Do you have a plan for the future? Where can your artistic practice take you?

I don't have it, but what is good is that just dealing with art initiates a certain growth, progress, even though sometimes we don't see it.

What made the biggest influence on you to become what you are today and do what you do now?

My father, who painted as a hobby, was the most influential, he spent a lot of time painting, so I fell in love with art, but I accepted it as a kind of entertainment, he often worked on reproductions by Leonardo Davinci, Dürer, Modigliani and others. Unfortunately, I did not manage to awaken even a part of that painting talent.

 Later, I was most influenced by the fact that I learned that there is "another art" that is not just drawing and painting. And at that moment it was such a relief for me, it was a solution to my torments caused by my objects that I made and observed and considered art, the best feeling was when I saw other people do it. That was the end of elementary school.

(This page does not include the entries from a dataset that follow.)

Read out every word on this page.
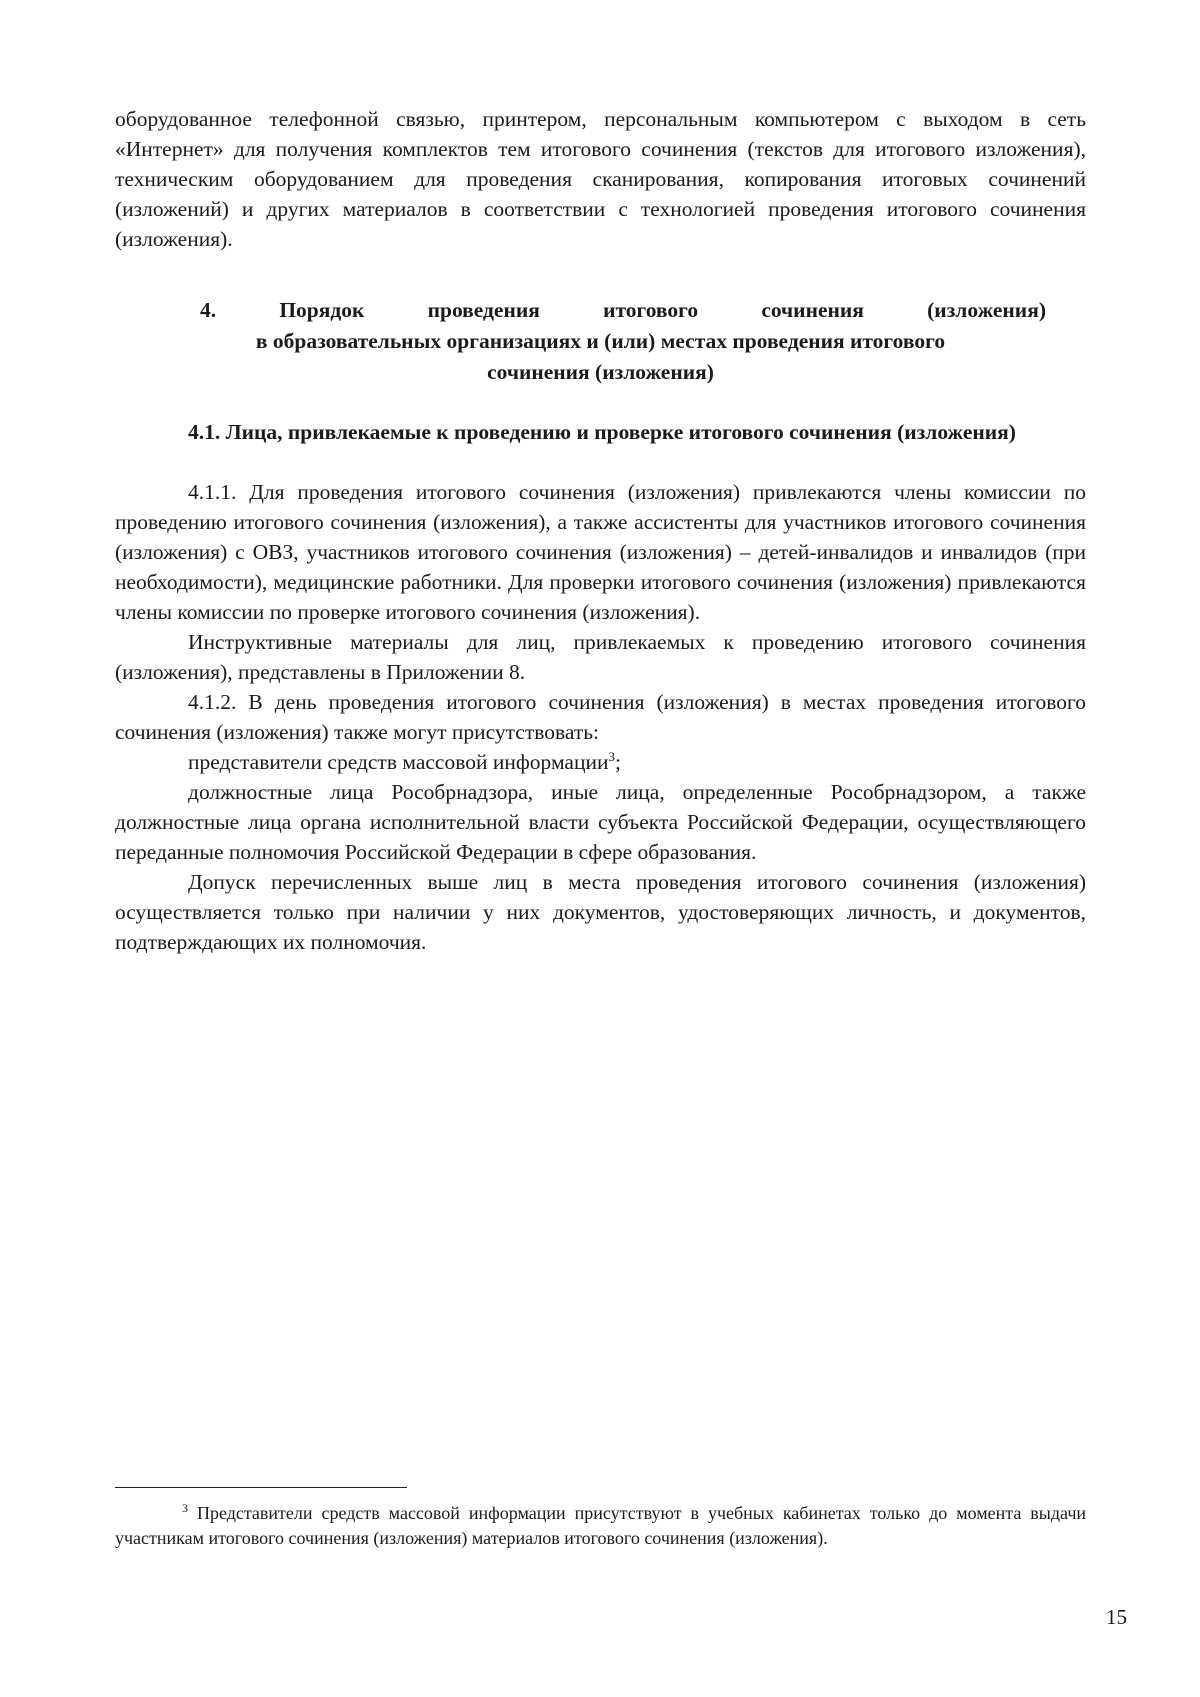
оборудованное телефонной связью, принтером, персональным компьютером с выходом в сеть «Интернет» для получения комплектов тем итогового сочинения (текстов для итогового изложения), техническим оборудованием для проведения сканирования, копирования итоговых сочинений (изложений) и других материалов в соответствии с технологией проведения итогового сочинения (изложения).

4. Порядок проведения итогового сочинения (изложения)
в образовательных организациях и (или) местах проведения итогового
сочинения (изложения)
4.1. Лица, привлекаемые к проведению и проверке итогового сочинения (изложения)

4.1.1. Для проведения итогового сочинения (изложения) привлекаются члены комиссии по проведению итогового сочинения (изложения), а также ассистенты для участников итогового сочинения (изложения) с ОВЗ, участников итогового сочинения (изложения) – детей-инвалидов и инвалидов (при необходимости), медицинские работники. Для проверки итогового сочинения (изложения) привлекаются члены комиссии по проверке итогового сочинения (изложения).

Инструктивные материалы для лиц, привлекаемых к проведению итогового сочинения (изложения), представлены в Приложении 8.

4.1.2. В день проведения итогового сочинения (изложения) в местах проведения итогового сочинения (изложения) также могут присутствовать:

представители средств массовой информации$^3$;

должностные лица Рособрнадзора, иные лица, определенные Рособрнадзором, а также должностные лица органа исполнительной власти субъекта Российской Федерации, осуществляющего переданные полномочия Российской Федерации в сфере образования.

Допуск перечисленных выше лиц в места проведения итогового сочинения (изложения) осуществляется только при наличии у них документов, удостоверяющих личность, и документов, подтверждающих их полномочия.

$^3$ Представители средств массовой информации присутствуют в учебных кабинетах только до момента выдачи участникам итогового сочинения (изложения) материалов итогового сочинения (изложения).
15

How would you describe Serbian (Balkan or European-depends on where you live and work) contemporary cultural scene?

Okay, the most important thing is to get rid of lethargy, to have the desire to exhibit, to organize…

In which way does your creative process shape you or changes you as a person, if it does at all?

I don't know how but it certainly shapes and changes, as each new contact or journey changes us, each work leads to something new as each exhibition or interaction leads to other states and feelings.